Stockwood House

2017-10-23 Posted in 1ST Airport Taxis

History of Stockwood House

Established in 1740 – Stockwood House was explicitly instituted for the Crawley family who had held the ownership of the land since 1708. Despite the history, the word Stockwood was only used for ‘the old mansion’ on the land. It received the name by neighbouring the Stockwood Park. History reveals that this house was demolished during its construction when John Crawley, a prominent member of the Crawley family ordered its demolition while living in a nearby mansion of Rothamsted Manor, it all happened in 1738.

The total cost of the manor for its construction was £60,000. The Crawley family lived in the Stockwood House until the 20 th century when the second world war was broken-out. The locals of Bedfordshire were acknowledged of the history of this house after when a book by the name ‘History of Bedfordshire Family’ came out which had complete lineage history of famous families from Bedfordshire.

A Hospital for Children

Stockwood House served as a hospital during the second world war for children, mainly suffering from a hip disease (Perthes Disease). The children were not directly brought to the house but were transferred from the Alexandra Hospital (formerly at Swanley, Kent) in single deck buses.
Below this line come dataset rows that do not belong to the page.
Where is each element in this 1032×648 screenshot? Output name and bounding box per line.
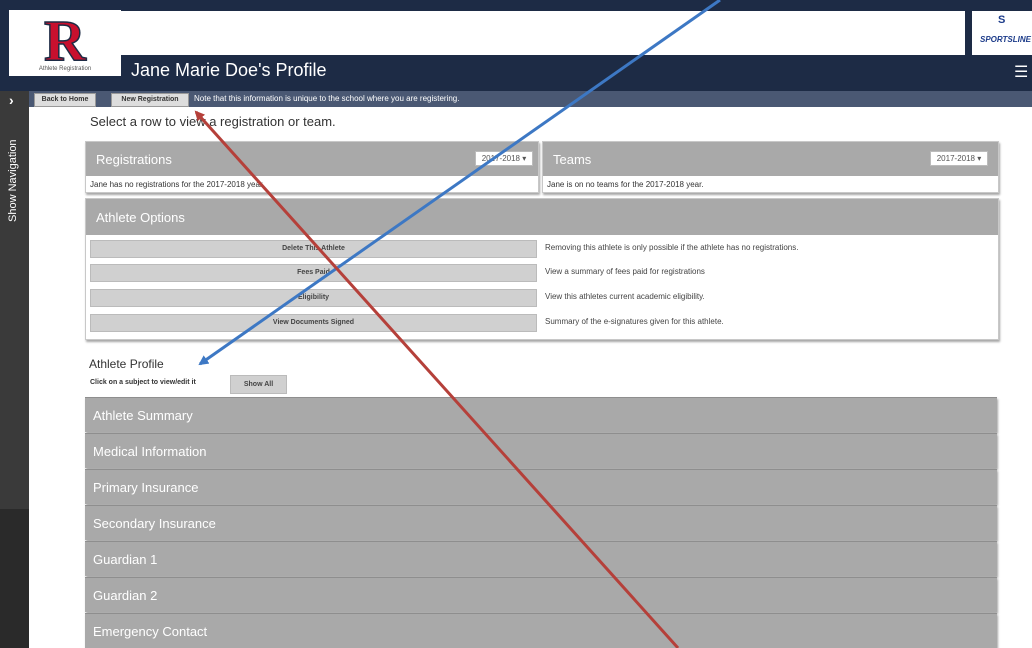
- section-secondary-insurance[interactable]: Secondary Insurance: [85, 505, 997, 540]
- view-documents-signed-button[interactable]: View Documents Signed: [90, 314, 537, 332]
- eligibility-description: View this athletes current academic elig…: [545, 292, 705, 301]
- fees-paid-description: View a summary of fees paid for registra…: [545, 267, 705, 276]
- section-athlete-summary[interactable]: Athlete Summary: [85, 397, 997, 432]
- athlete-profile-heading: Athlete Profile: [89, 357, 164, 371]
- section-primary-insurance[interactable]: Primary Insurance: [85, 469, 997, 504]
- section-label: Guardian 1: [93, 552, 158, 567]
- section-label: Athlete Summary: [93, 408, 193, 423]
- registrations-year-select[interactable]: 2017-2018 ▾: [475, 151, 533, 166]
- show-all-button[interactable]: Show All: [230, 375, 287, 394]
- hamburger-menu-icon[interactable]: ☰: [1014, 62, 1028, 82]
- new-registration-button[interactable]: New Registration: [111, 93, 189, 107]
- teams-year-value: 2017-2018: [936, 154, 975, 163]
- section-label: Medical Information: [93, 444, 207, 459]
- svg-text:R: R: [44, 10, 87, 66]
- registrations-header: Registrations 2017-2018 ▾: [86, 142, 538, 176]
- logo-caption: Athlete Registration: [38, 66, 92, 72]
- page-title: Jane Marie Doe's Profile: [131, 60, 327, 80]
- section-guardian-2[interactable]: Guardian 2: [85, 577, 997, 612]
- back-to-home-button[interactable]: Back to Home: [34, 93, 96, 107]
- registrations-title: Registrations: [96, 152, 172, 167]
- registrations-panel: Registrations 2017-2018 ▾ Jane has no re…: [85, 141, 539, 193]
- teams-title: Teams: [553, 152, 592, 167]
- section-emergency-contact[interactable]: Emergency Contact: [85, 613, 997, 648]
- teams-header: Teams 2017-2018 ▾: [543, 142, 998, 176]
- athlete-options-panel: Athlete Options Delete This Athlete Remo…: [85, 198, 999, 340]
- registrations-year-value: 2017-2018: [481, 154, 520, 163]
- section-label: Primary Insurance: [93, 480, 199, 495]
- dropdown-caret-icon: ▾: [977, 154, 982, 163]
- teams-year-select[interactable]: 2017-2018 ▾: [930, 151, 988, 166]
- show-navigation-toggle[interactable]: Show Navigation: [7, 112, 21, 222]
- header-banner: [121, 11, 965, 55]
- toolbar-note: Note that this information is unique to …: [194, 94, 460, 103]
- teams-panel: Teams 2017-2018 ▾ Jane is on no teams fo…: [542, 141, 999, 193]
- section-guardian-1[interactable]: Guardian 1: [85, 541, 997, 576]
- athlete-options-title: Athlete Options: [96, 210, 185, 225]
- select-row-prompt: Select a row to view a registration or t…: [90, 114, 336, 129]
- section-label: Secondary Insurance: [93, 516, 216, 531]
- athlete-options-header: Athlete Options: [86, 199, 998, 235]
- eligibility-button[interactable]: Eligibility: [90, 289, 537, 307]
- r-logo-icon: R: [43, 10, 88, 66]
- teams-empty-text: Jane is on no teams for the 2017-2018 ye…: [547, 180, 704, 189]
- athlete-profile-hint: Click on a subject to view/edit it: [90, 379, 196, 386]
- side-navigation-lower: [0, 509, 29, 648]
- dropdown-caret-icon: ▾: [522, 154, 527, 163]
- chevron-right-icon[interactable]: ›: [9, 92, 14, 108]
- view-documents-signed-description: Summary of the e-signatures given for th…: [545, 317, 724, 326]
- sponsor-name: SPORTSLINE: [980, 35, 1031, 44]
- delete-athlete-description: Removing this athlete is only possible i…: [545, 243, 799, 252]
- sponsor-glyph: S: [998, 14, 1006, 26]
- section-label: Emergency Contact: [93, 624, 208, 639]
- section-medical-information[interactable]: Medical Information: [85, 433, 997, 468]
- delete-athlete-button[interactable]: Delete This Athlete: [90, 240, 537, 258]
- sponsor-logo: S SPORTSLINE: [972, 11, 1032, 55]
- registrations-empty-text: Jane has no registrations for the 2017-2…: [90, 180, 265, 189]
- section-label: Guardian 2: [93, 588, 158, 603]
- school-logo[interactable]: R Athlete Registration: [9, 10, 121, 76]
- fees-paid-button[interactable]: Fees Paid: [90, 264, 537, 282]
The reason of such moving was due to present danger at that time of its location during the WWII. Initially, all the patients were taken to Luton and Dunstable Hospital (opened in 1939) for X-rays as the Stockwood House did not have X-ray machines but were later added. Stockwood House became quite an excellent medical shelter for children which provided the Luton Council to grant funding of £100,000 to Stockwood House in 1945 and requested to lease the house for the hospital along with adjacent park ‘Stockwood Park’.

Take it Down

Stockwood House completed its tenure as the successful hospital of children until 1964 when it was pulled down due to its poor condition and financial instabilities.

One of the reasons for it was led by the closure of Alexandra Hospital in 1958 by the Ministry of Health because it was further moved to Nyn Park in Hertfordshire.

Vivre Care

Today Stockwood House is running female-only residential care services under the name of Vivre Care. They currently provide medical assistance to adult females who suffer from severe and permanent eating disorders.

The fundamental purpose of the care centre is to admit such patients and look after their health to lessen the long-lasting effects. So far, Vivre Care has been doing a great job, by facilitating hundreds of patients with disorders.